Az CLI Generated Token (With re-arranging): sv=2018-03-28&ss=bqtf&srt=sco&sp=rwdlacup&se=2021-01-09T21:35:42Z&st=2019-01-07T21:35:42Z&spr=https&sig=GkJC3PiP6NHa/QsNoIYMI/miHbLVdsIOCPinRJePKKg%3D

Az CLI Generated Token (Without re-arranging): st=2019-01-07T21:35:42Z&se=2021-01-09T21:35:42Z&sp=rwdlacup&spr=https&sv=2018-03-28&ss=bqtf&srt=sco&sig=GkJC3PiP6NHa/QsNoIYMI/miHbLVdsIOCPinRJePKKg%3D

I opened a ticket with the AZ CLI team as well regarding this issue. https://github.com/Azure/azure-cli/issues/11190

I’ve been banging my head for a while to no avail, happy I stumbled on this GH Issue, I’m having the same problem. Eagerly awaiting the bug fix. Can confirm the workaround of specifying the format as the Linux command date -u -d "1 day" '+%FT%TZ' to the parameter --expiry in az storage container generate-sas works for me too, I’m using ADLS Gen2.

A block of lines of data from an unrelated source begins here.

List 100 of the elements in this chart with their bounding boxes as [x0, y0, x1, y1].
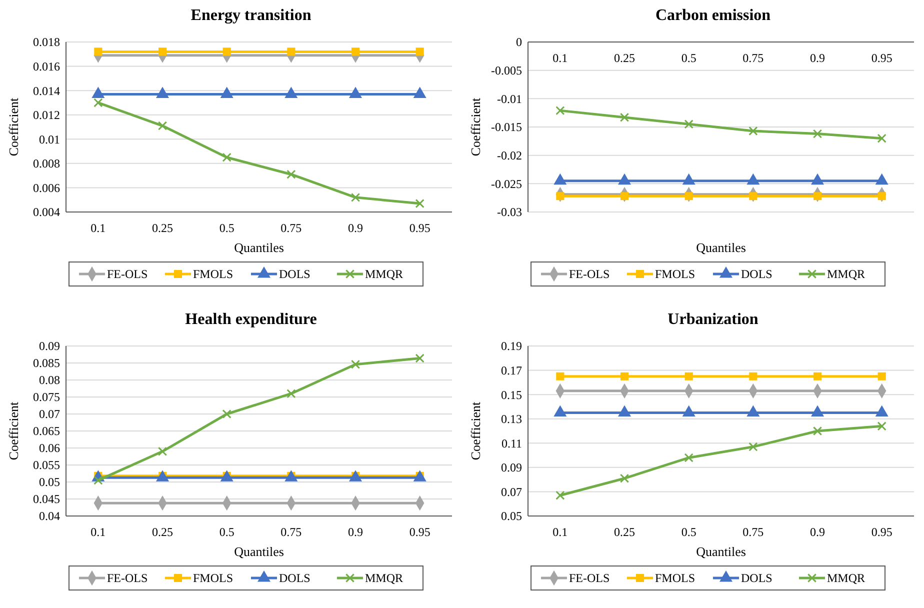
- x-tick-label: 0.75: [742, 525, 764, 539]
- point: [748, 126, 758, 136]
- y-tick-label: 0.014: [33, 84, 60, 98]
- x-tick-label: 0.95: [871, 525, 892, 539]
- point: [620, 372, 629, 380]
- y-tick-label: 0.045: [33, 492, 60, 506]
- y-tick-label: 0.07: [39, 407, 60, 422]
- chart-title: Energy transition: [190, 7, 312, 24]
- point: [618, 406, 631, 417]
- y-tick-label: 0.085: [33, 356, 60, 370]
- y-tick-label: -0.015: [491, 120, 522, 134]
- point: [222, 48, 231, 56]
- point: [350, 360, 360, 369]
- y-tick-label: 0: [516, 35, 522, 50]
- y-tick-label: 0.06: [39, 441, 60, 456]
- legend-label: MMQR: [365, 571, 404, 586]
- legend-label: FMOLS: [193, 267, 234, 282]
- y-tick-label: -0.01: [497, 92, 522, 106]
- point: [416, 48, 424, 56]
- point: [749, 192, 758, 200]
- legend-label: FE-OLS: [569, 267, 610, 282]
- point: [222, 152, 232, 162]
- x-tick-label: 0.95: [409, 221, 430, 235]
- legend-label: FMOLS: [193, 571, 234, 586]
- legend-label: DOLS: [279, 571, 310, 586]
- point: [287, 48, 296, 56]
- x-axis-title: Quantiles: [234, 544, 284, 559]
- x-axis-title: Quantiles: [696, 240, 746, 255]
- point: [556, 106, 565, 116]
- y-tick-label: 0.09: [501, 460, 522, 475]
- point: [620, 112, 630, 122]
- point: [684, 372, 693, 380]
- chart-title: Urbanization: [668, 311, 758, 328]
- legend-label: FE-OLS: [569, 571, 610, 586]
- point: [749, 372, 758, 380]
- legend-label: DOLS: [741, 267, 772, 282]
- y-tick-label: -0.025: [491, 176, 522, 191]
- point: [811, 406, 824, 417]
- x-tick-label: 0.9: [348, 525, 363, 539]
- x-tick-label: 0.75: [742, 51, 764, 65]
- point: [813, 372, 822, 380]
- y-axis-title: Coefficient: [468, 401, 483, 460]
- x-tick-label: 0.9: [810, 51, 825, 65]
- point: [556, 372, 564, 380]
- y-tick-label: 0.01: [39, 132, 60, 146]
- y-tick-label: 0.09: [39, 339, 60, 354]
- x-axis-title: Quantiles: [696, 544, 746, 559]
- x-tick-label: 0.9: [348, 221, 363, 235]
- y-tick-label: 0.13: [501, 412, 522, 426]
- point: [286, 170, 296, 179]
- y-tick-label: 0.05: [39, 475, 60, 490]
- point: [620, 192, 629, 200]
- point: [682, 406, 695, 417]
- legend-label: MMQR: [827, 267, 866, 282]
- point: [158, 446, 168, 456]
- point: [813, 192, 822, 200]
- x-tick-label: 0.25: [152, 221, 173, 235]
- point: [351, 48, 360, 56]
- x-tick-label: 0.9: [810, 525, 825, 539]
- point: [684, 453, 694, 462]
- x-tick-label: 0.1: [90, 525, 106, 539]
- y-tick-label: 0.04: [39, 509, 60, 524]
- point: [748, 442, 758, 452]
- point: [222, 409, 232, 419]
- point: [747, 406, 760, 417]
- y-tick-label: 0.17: [501, 363, 522, 378]
- x-tick-label: 0.5: [219, 221, 234, 235]
- point: [556, 192, 564, 200]
- point: [158, 121, 168, 130]
- x-tick-label: 0.75: [280, 525, 302, 539]
- y-tick-label: 0.11: [501, 436, 522, 450]
- x-axis-title: Quantiles: [234, 240, 284, 255]
- legend-label: FMOLS: [655, 267, 696, 282]
- x-tick-label: 0.1: [90, 221, 106, 235]
- point: [684, 192, 693, 200]
- y-axis-title: Coefficient: [6, 401, 21, 460]
- chart-title: Carbon emission: [655, 7, 771, 24]
- legend-label: DOLS: [279, 267, 310, 282]
- point: [286, 389, 296, 398]
- y-tick-label: 0.006: [33, 180, 60, 195]
- x-tick-label: 0.25: [614, 525, 635, 539]
- y-tick-label: 0.07: [501, 484, 522, 499]
- y-tick-label: -0.03: [497, 205, 522, 220]
- y-tick-label: -0.005: [491, 64, 522, 78]
- point: [556, 490, 565, 500]
- x-tick-label: 0.5: [681, 51, 696, 65]
- point: [94, 98, 103, 108]
- x-tick-label: 0.75: [280, 221, 302, 235]
- point: [620, 474, 630, 483]
- chart-title: Health expenditure: [185, 311, 317, 328]
- point: [158, 48, 167, 56]
- y-tick-label: 0.008: [33, 156, 60, 171]
- x-tick-label: 0.25: [614, 51, 635, 65]
- y-tick-label: 0.012: [33, 108, 60, 122]
- x-tick-label: 0.5: [219, 525, 234, 539]
- point: [877, 422, 886, 431]
- point: [812, 129, 822, 138]
- x-tick-label: 0.95: [871, 51, 892, 65]
- x-tick-label: 0.1: [552, 525, 568, 539]
- x-tick-label: 0.95: [409, 525, 430, 539]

This is also a problem when using SAS tokens with containers and storage policies (no explicit times in the signature). For example, this does not work on OSX, but does work on Windows using v10.3.1 on both.

./azcopy list https://myaccount.blob.core.windows.net/my-container?si=policy&sv=2019-02-02&sr=c&sig=redacted

@mifydnu glad to hear you figured it out! We are really sorry for the inconvenience. We’ll try to schedule this work item as soon as possible.

Apologies for being a little slow on the uptake here, but exactly what are the work-arounds? I’ve tried modifying the expiry time stamp in every way I can imagine with no luck. The sas I generate works fine in az commands, so I don’t think that’s the problem. Is there a know good format for expiry to use in, say, az storage container generate-sas’, that would provide a valid (for azCopy) sig? Thanks!